Credit Quality Indicators
We use credit ratings and the most recent financial information to help evaluate the credit quality of our credit-related AFS and HTM securities portfolios. Management reviews the credit profile of each issuer on an annual basis, and more frequently as needed. Based on the nature of the issuers and current conditions, we have determined that investment securities backed by the U.S. Department of the Treasury, Fannie Mae, Freddie Mac, FHLB, Ginnie Mae, and the SBA have zero expected credit loss.

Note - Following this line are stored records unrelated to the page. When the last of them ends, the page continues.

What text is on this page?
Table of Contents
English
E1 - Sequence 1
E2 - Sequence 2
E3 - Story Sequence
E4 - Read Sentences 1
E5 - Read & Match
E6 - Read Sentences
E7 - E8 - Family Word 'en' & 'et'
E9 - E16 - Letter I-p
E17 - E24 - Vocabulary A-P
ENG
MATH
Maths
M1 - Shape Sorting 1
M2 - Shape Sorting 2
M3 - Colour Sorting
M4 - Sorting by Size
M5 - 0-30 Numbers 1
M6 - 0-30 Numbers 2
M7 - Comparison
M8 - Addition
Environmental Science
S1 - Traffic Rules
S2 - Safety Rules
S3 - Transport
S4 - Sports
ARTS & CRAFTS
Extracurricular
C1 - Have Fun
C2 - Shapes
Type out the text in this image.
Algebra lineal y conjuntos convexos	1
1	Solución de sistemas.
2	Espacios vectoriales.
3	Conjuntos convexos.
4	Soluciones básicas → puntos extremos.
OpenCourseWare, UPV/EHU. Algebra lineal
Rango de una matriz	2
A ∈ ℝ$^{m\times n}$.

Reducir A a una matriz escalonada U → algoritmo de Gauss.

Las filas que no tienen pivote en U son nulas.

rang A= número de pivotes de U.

Our municipal bond portfolio, with a carrying amount of $1.0 billion as of March 31, 2026 is highly rated with an average rating of AA and 96% of the portfolio is rated A or better. All of the investment securities in the municipal portfolio are general obligation bonds. Geographically, municipal bonds generally support our primary footprint as 60% of the securities are from municipalities located in the primary states within which we conduct business. The average holding size of the securities in the municipal bond portfolio is $2.5 million.
The ACL on the HTM municipal bond portfolio is calculated on each bond using:
The bond’s underlying credit rating, time to maturity and exposure amount;
Credit enhancements that improve the bond’s credit rating (e.g., insurance); and
Moody’s U.S. Municipal Bond Default and Recovery Rates, 1970-2024.

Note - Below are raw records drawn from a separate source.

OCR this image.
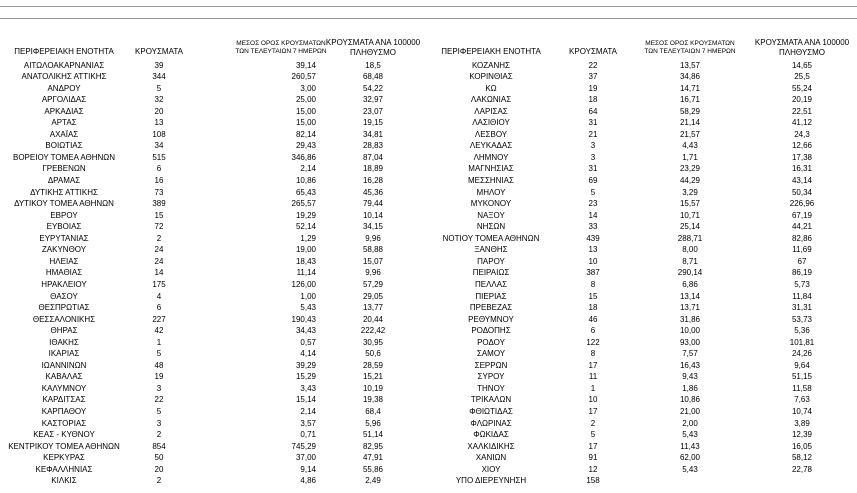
ΠΕΡΙΦΕΡΕΙΑΚΗ ΕΝΟΤΗΤΑ	ΚΡΟΥΣΜΑΤΑ
ΜΕΣΟΣ ΟΡΟΣ ΚΡΟΥΣΜΑΤΩΝ
ΤΩΝ ΤΕΛΕΥΤΑΙΩΝ 7 ΗΜΕΡΩΝ
ΚΡΟΥΣΜΑΤΑ ΑΝΑ 100000
ΠΛΗΘΥΣΜΟ	ΠΕΡΙΦΕΡΕΙΑΚΗ ΕΝΟΤΗΤΑ	ΚΡΟΥΣΜΑΤΑ
ΜΕΣΟΣ ΟΡΟΣ ΚΡΟΥΣΜΑΤΩΝ
ΤΩΝ ΤΕΛΕΥΤΑΙΩΝ 7 ΗΜΕΡΩΝ
ΚΡΟΥΣΜΑΤΑ ΑΝΑ 100000
ΠΛΗΘΥΣΜΟ
ΑΙΤΩΛΟΑΚΑΡΝΑΝΙΑΣ	39	39,14	18,5	ΚΟΖΑΝΗΣ	22	13,57	14,65
ΑΝΑΤΟΛΙΚΗΣ ΑΤΤΙΚΗΣ	344	260,57	68,48	ΚΟΡΙΝΘΙΑΣ	37	34,86	25,5
ΑΝΔΡΟΥ	5	3,00	54,22	ΚΩ	19	14,71	55,24
ΑΡΓΟΛΙΔΑΣ	32	25,00	32,97	ΛΑΚΩΝΙΑΣ	18	16,71	20,19
ΑΡΚΑΔΙΑΣ	20	15,00	23,07	ΛΑΡΙΣΑΣ	64	58,29	22,51
ΑΡΤΑΣ	13	15,00	19,15	ΛΑΣΙΘΙΟΥ	31	21,14	41,12
ΑΧΑΪΑΣ	108	82,14	34,81	ΛΕΣΒΟΥ	21	21,57	24,3
ΒΟΙΩΤΙΑΣ	34	29,43	28,83	ΛΕΥΚΑΔΑΣ	3	4,43	12,66
ΒΟΡΕΙΟΥ ΤΟΜΕΑ ΑΘΗΝΩΝ	515	346,86	87,04	ΛΗΜΝΟΥ	3	1,71	17,38
ΓΡΕΒΕΝΩΝ	6	2,14	18,89	ΜΑΓΝΗΣΙΑΣ	31	23,29	16,31
ΔΡΑΜΑΣ	16	10,86	16,28	ΜΕΣΣΗΝΙΑΣ	69	44,29	43,14
ΔΥΤΙΚΗΣ ΑΤΤΙΚΗΣ	73	65,43	45,36	ΜΗΛΟΥ	5	3,29	50,34
ΔΥΤΙΚΟΥ ΤΟΜΕΑ ΑΘΗΝΩΝ	389	265,57	79,44	ΜΥΚΟΝΟΥ	23	15,57	226,96
ΕΒΡΟΥ	15	19,29	10,14	ΝΑΞΟΥ	14	10,71	67,19
ΕΥΒΟΙΑΣ	72	52,14	34,15	ΝΗΣΩΝ	33	25,14	44,21
ΕΥΡΥΤΑΝΙΑΣ	2	1,29	9,96	ΝΟΤΙΟΥ ΤΟΜΕΑ ΑΘΗΝΩΝ	439	288,71	82,86
ΖΑΚΥΝΘΟΥ	24	19,00	58,88	ΞΑΝΘΗΣ	13	8,00	11,69
ΗΛΕΙΑΣ	24	18,43	15,07	ΠΑΡΟΥ	10	8,71	67
ΗΜΑΘΙΑΣ	14	11,14	9,96	ΠΕΙΡΑΙΩΣ	387	290,14	86,19
ΗΡΑΚΛΕΙΟΥ	175	126,00	57,29	ΠΕΛΛΑΣ	8	6,86	5,73
ΘΑΣΟΥ	4	1,00	29,05	ΠΙΕΡΙΑΣ	15	13,14	11,84
ΘΕΣΠΡΩΤΙΑΣ	6	5,43	13,77	ΠΡΕΒΕΖΑΣ	18	13,71	31,31
ΘΕΣΣΑΛΟΝΙΚΗΣ	227	190,43	20,44	ΡΕΘΥΜΝΟΥ	46	31,86	53,73
ΘΗΡΑΣ	42	34,43	222,42	ΡΟΔΟΠΗΣ	6	10,00	5,36
ΙΘΑΚΗΣ	1	0,57	30,95	ΡΟΔΟΥ	122	93,00	101,81
ΙΚΑΡΙΑΣ	5	4,14	50,6	ΣΑΜΟΥ	8	7,57	24,26
ΙΩΑΝΝΙΝΩΝ	48	39,29	28,59	ΣΕΡΡΩΝ	17	16,43	9,64
ΚΑΒΑΛΑΣ	19	15,29	15,21	ΣΥΡΟΥ	11	9,43	51,15
ΚΑΛΥΜΝΟΥ	3	3,43	10,19	ΤΗΝΟΥ	1	1,86	11,58
ΚΑΡΔΙΤΣΑΣ	22	15,14	19,38	ΤΡΙΚΑΛΩΝ	10	10,86	7,63
ΚΑΡΠΑΘΟΥ	5	2,14	68,4	ΦΘΙΩΤΙΔΑΣ	17	21,00	10,74
ΚΑΣΤΟΡΙΑΣ	3	3,57	5,96	ΦΛΩΡΙΝΑΣ	2	2,00	3,89
ΚΕΑΣ - ΚΥΘΝΟΥ	2	0,71	51,14	ΦΩΚΙΔΑΣ	5	5,43	12,39
ΚΕΝΤΡΙΚΟΥ ΤΟΜΕΑ ΑΘΗΝΩΝ	854	745,29	82,95	ΧΑΛΚΙΔΙΚΗΣ	17	11,43	16,05
ΚΕΡΚΥΡΑΣ	50	37,00	47,91	ΧΑΝΙΩΝ	91	62,00	58,12
ΚΕΦΑΛΛΗΝΙΑΣ	20	9,14	55,86	ΧΙΟΥ	12	5,43	22,78
ΚΙΛΚΙΣ	2	4,86	2,49	ΥΠΟ ΔΙΕΡΕΥΝΗΣΗ	158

By using these components, we derive the expected credit loss on the HTM general obligation municipal bond portfolio. We further refine the expected credit loss by factoring in economic forecast data using our Commercial and Industrial Non-Manufacturing loan portfolio forecast adjustment as derived through our assessment of the loan portfolio as a proxy for our municipal bond portfolio.
Our corporate bond portfolio, with a carrying amount of $112.1 million as of March 31, 2026 consists of debentures of banks and bank holding companies. The average holding size of the securities in the corporate bond portfolio is $4.7 million.
The ACL on the HTM corporate bond portfolio is calculated using:
The bond’s credit rating, time to maturity and exposure amount;
Moody’s Annual Default Study, 03/12/2026; and
The most recent financial statements.
By using these components, we derive the expected credit loss on the HTM corporate bond portfolio. We further refine the expected credit loss by factoring in economic forecast data using our bank-wide loan portfolio forecast adjustment as derived through our assessment of FNBPA's loan portfolio as a proxy for our corporate bond portfolio.
For the year-to-date periods ending March 31, 2026 and 2025, we had no significant provision expense and no charge-offs or recoveries for the investment securities portfolio. The ACL on the HTM portfolio was $0.33 million, consisting of $0.06 million relating to the municipal bond portfolio and $0.27 million relating to other debt securities, as of March 31, 2026, and $0.06 million relating to the municipal bond portfolio and $0.23 million relating to other debt securities as of December 31, 2025. The AFS securities portfolios did not have an ACL at March 31, 2026 or December 31, 2025 and there were no investment securities that were past due or on non-accrual at either date.